And, of course, access to fresh water is essential, especially after exercise and during warmer weather.

  • Calories Per Day: 1000
  • Cups of Kibble Per Day:  ~2

Grooming and Shedding

Grooming and shedding are also important things to consider when getting an Australian German Shepherd mix.

They will have a medium-length double coat that will require at least weekly brushing throughout the year. This mix will shed moderately all year long therefore if you suffer from pet allergies this will not be an ideal dog for you.

Twice a year (in the spring and fall) they will shed their entire undercoat which will require daily brushing to avoid matting. At this time, you should expect to rake large clumps of undercoat from this dog.

Their ears stand upright and naturally collect a lot of dust and dirt. This can lead to ear infections therefore it is crucial to clean their ears at least once a week as well.

Bathing should be done as needed to avoid irritating the skin.

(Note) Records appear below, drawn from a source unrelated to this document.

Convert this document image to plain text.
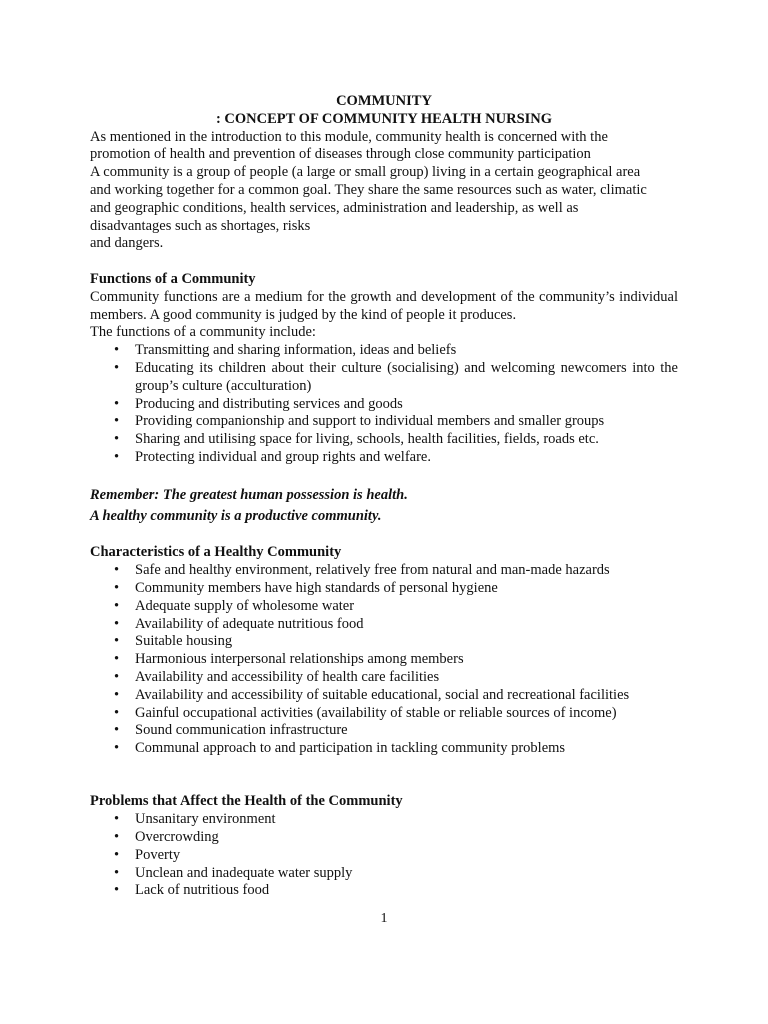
COMMUNITY
: CONCEPT OF COMMUNITY HEALTH NURSING
As mentioned in the introduction to this module, community health is concerned with the
promotion of health and prevention of diseases through close community participation
A community is a group of people (a large or small group) living in a certain geographical area
and working together for a common goal. They share the same resources such as water, climatic
and geographic conditions, health services, administration and leadership, as well as
disadvantages such as shortages, risks
and dangers.

Functions of a Community

Community functions are a medium for the growth and development of the community’s individual members. A good community is judged by the kind of people it produces.

The functions of a community include:

• Transmitting and sharing information, ideas and beliefs
• Educating its children about their culture (socialising) and welcoming newcomers into the group’s culture (acculturation)
• Producing and distributing services and goods
• Providing companionship and support to individual members and smaller groups
• Sharing and utilising space for living, schools, health facilities, fields, roads etc.
• Protecting individual and group rights and welfare.
Remember: The greatest human possession is health.
A healthy community is a productive community.

Characteristics of a Healthy Community

• Safe and healthy environment, relatively free from natural and man-made hazards
• Community members have high standards of personal hygiene
• Adequate supply of wholesome water
• Availability of adequate nutritious food
• Suitable housing
• Harmonious interpersonal relationships among members
• Availability and accessibility of health care facilities
• Availability and accessibility of suitable educational, social and recreational facilities
• Gainful occupational activities (availability of stable or reliable sources of income)
• Sound communication infrastructure
• Communal approach to and participation in tackling community problems

Problems that Affect the Health of the Community

• Unsanitary environment
• Overcrowding
• Poverty
• Unclean and inadequate water supply
• Lack of nutritious food
1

The Most Common Health Problems in Australian Shepherd German Shepherd Mix

This is normally a healthy mix but like any dog, issues can still arise. Below are the most common health issues that can affect the quality of life of a German and Australian Shepherd mix.

Hip Dysplasia

Prevalent in many large dog breeds including the Australian Shepherd German Shepherd Mix, hip dysplasia is a condition where the hip joint fails to develop correctly. This improper development often leads to arthritis or lameness, impacting the dog’s mobility and quality of life.

The symptoms, like difficulty in rising, reluctance to climb stairs, or a noticeable limp, can become more pronounced as the dog ages.

It’s typically a hereditary condition, though factors like obesity or rapid growth in puppyhood can exacerbate it.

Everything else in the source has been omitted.